With large spare part inventories, choosing an OEM can reduce service times compared to going to a rebuilder, who would first need to purchase a piece of steel and then machine it. The parts and the rebuild are also backed with a warranty from the OEM.
In addition, a rebuild can include significant automation upgrades when working with the OEM. For example, tasks once performed manually β such as moving heavy steel rods, pipe and other stock in and out of equipment β can be automated to improve worker safety. Many manual tasks can be replaced with a robot's mechanical "hand" or by integrating servos that lift, insert and deposit materials. Even tasks such as automated tooling changes can be completed with the push of a button.
Rebuilds can be approached in several different ways.

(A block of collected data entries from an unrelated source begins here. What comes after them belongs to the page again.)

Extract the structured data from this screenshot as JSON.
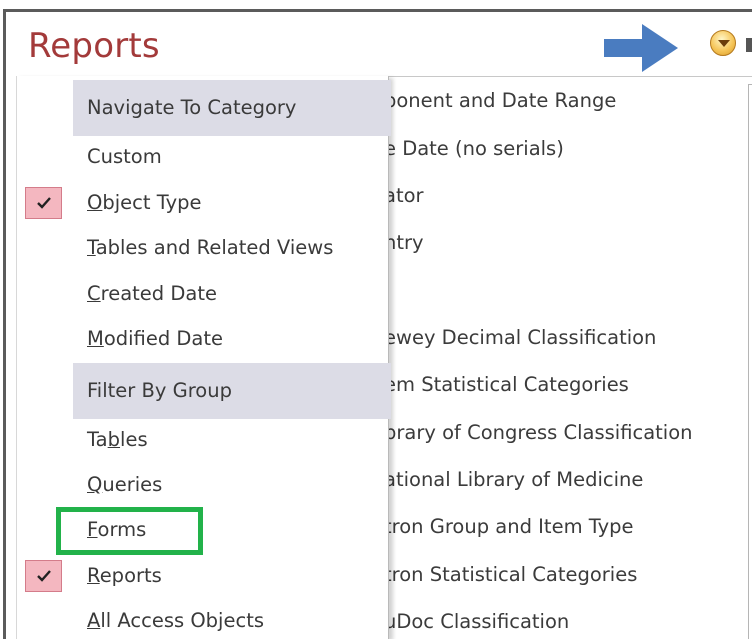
{
  "pane": {
    "title": "Reports",
    "list_items": [
      "ponent and Date Range",
      "e Date (no serials)",
      "ator",
      "ntry",
      "ewey Decimal Classification",
      "em Statistical Categories",
      "brary of Congress Classification",
      "ational Library of Medicine",
      "tron Group and Item Type",
      "tron Statistical Categories",
      "uDoc Classification"
    ]
  },
  "menu": {
    "navigate_header": "Navigate To Category",
    "navigate_items": [
      {
        "label": "Custom",
        "checked": false
      },
      {
        "label": "Object Type",
        "checked": true
      },
      {
        "label": "Tables and Related Views",
        "checked": false
      },
      {
        "label": "Created Date",
        "checked": false
      },
      {
        "label": "Modified Date",
        "checked": false
      }
    ],
    "filter_header": "Filter By Group",
    "filter_items": [
      {
        "label": "Tables",
        "checked": false
      },
      {
        "label": "Queries",
        "checked": false
      },
      {
        "label": "Forms",
        "checked": false
      },
      {
        "label": "Reports",
        "checked": true
      },
      {
        "label": "All Access Objects",
        "checked": false
      }
    ]
  },
  "icons": {
    "arrow": "right-arrow-icon",
    "dropdown": "chevron-down-icon",
    "check": "checkmark-icon"
  },
  "colors": {
    "title": "#a33a3a",
    "arrow": "#4a7cc0",
    "menu_header_bg": "#dcdce6",
    "check_bg": "#f4b7c0",
    "highlight": "#22b24a"
  }
}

The forging equipment can be sent to the OEM for rebuilding; the OEM can send repair personnel to the manufacturer's facility to rebuild equipment on-site, or the OEM can supervise a rebuild by maintenance staff. This allows the in-house staff to ask questions and better understand the operation of the equipment they are maintaining.
According to Wildfire, the OEM will typically perform a quick initial assessment of the forging equipment to determine how "true" it is if it is running. This involves measuring squareness and parallelism and checking for cracks and failure points. Afterward, the scope and timeline of the rebuild can be jointly determined by the OEM and the customer based on their requirements and priorities.
Since a manufacturer can have various types of forging equipment that need rebuilding, it can be advantageous to work with an OEM with the expertise and experience necessary to reliably bring a wide range of systems back to full productivity.
ACE, for example, has spent the past two decades acquiring established forging equipment brands and can now service, rebuild, or refurbish forging machines from Ajax, Chambersburg (CECO), Erie Press and LNF as the OEM. In addition, they similarly service all other brand-name forging equipment.
"The full range of forging equipment can be rebuilt by ACE, whether hammers, mechanical presses, hydraulic presses, or stretch forming equipment," said Wildfire.
On a recent rebuild, Wildfire reviewed the engineering drawings of a hammer originally designed by Erie Press in 1927. The hammer was still in production and the user sought to rebuild its top-end cylinder with some seals and rings.
"We provided engineering assistance to determine which parts needed to be replaced. The serial number led us to a set of prints developed around 1927. And we have worked on older machines than this," said Wildfire.
ACE also recently rebuilt an Erie Press hydraulic sizing press and a Bliss mechanical press for the government. ACE is rebuilding several vertical hydraulic press lines for the same facility that will be used to manufacture artillery shell casings.
As defense contractors and other manufacturers consider how to meet the rising production demand for forged parts, rebuilding their equipment with the OEM will often be the fastest and most economical choice.